Lo schema di gioco era semplice come abbiamo detto: sparare a degli alieni che via via che morivano aumentavano la loro velocità. Nonostante la sua semplicità però, “Space Invaders” ha avuto un impatto enorme rappresentando un volano per l’intero settore dei videogiochi: esso infatti non solo stimolò la produzione di un elevato numero di giochi derivati o comunque basati sul suo gameplay (ad esempio “Galaxian” e “Galaga”), ma diede anche una forte accelerata a tutta l’industria dei videogiochi. Atari acquistò la licenza del gioco e lo offrì per la sua console Atari 2600: “Space Invaders” risultò addirittura uno dei titoli più venduti per la console Atari.

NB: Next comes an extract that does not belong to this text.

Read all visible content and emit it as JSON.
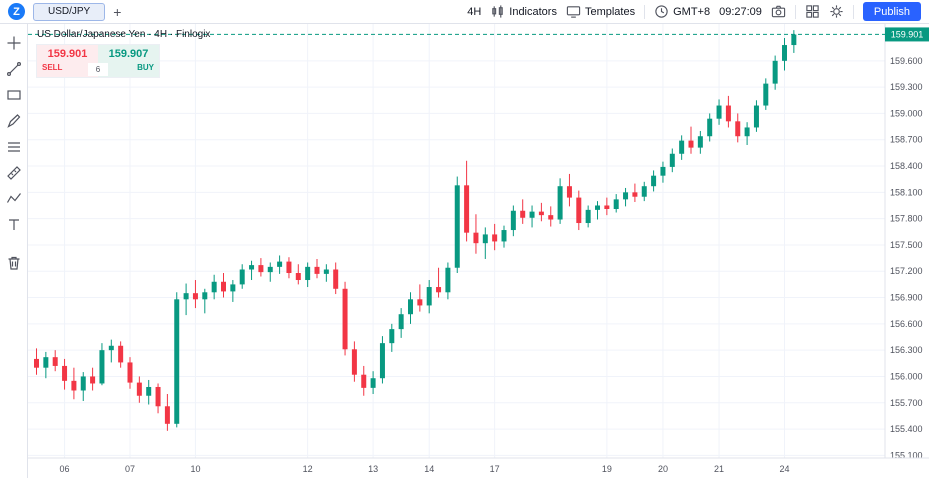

E se le console sono oggi molto diffuse, questo è dovuto anche al successo della versione domestica di “Space Invaders”, che contribuì non solo ad aumentare le vendite di quel sistema, che era l’unico che lo aveva a listino, ma, conseguentemente, anche l’interesse dei produttori per questo tipo di apparecchi videoludici.

L’incredibile successo del gioco ha trasformato “Space Invaders” in una delle icone stesse dei videogiochi: richiami si ritrovano in altri videogiochi, in film e prodotti di vario genere, e le sue astronavi aliene sono rappresentate un po’ ovunque, persino nei murali, trasmettendo immediatamente l’idea stessa di videogioco.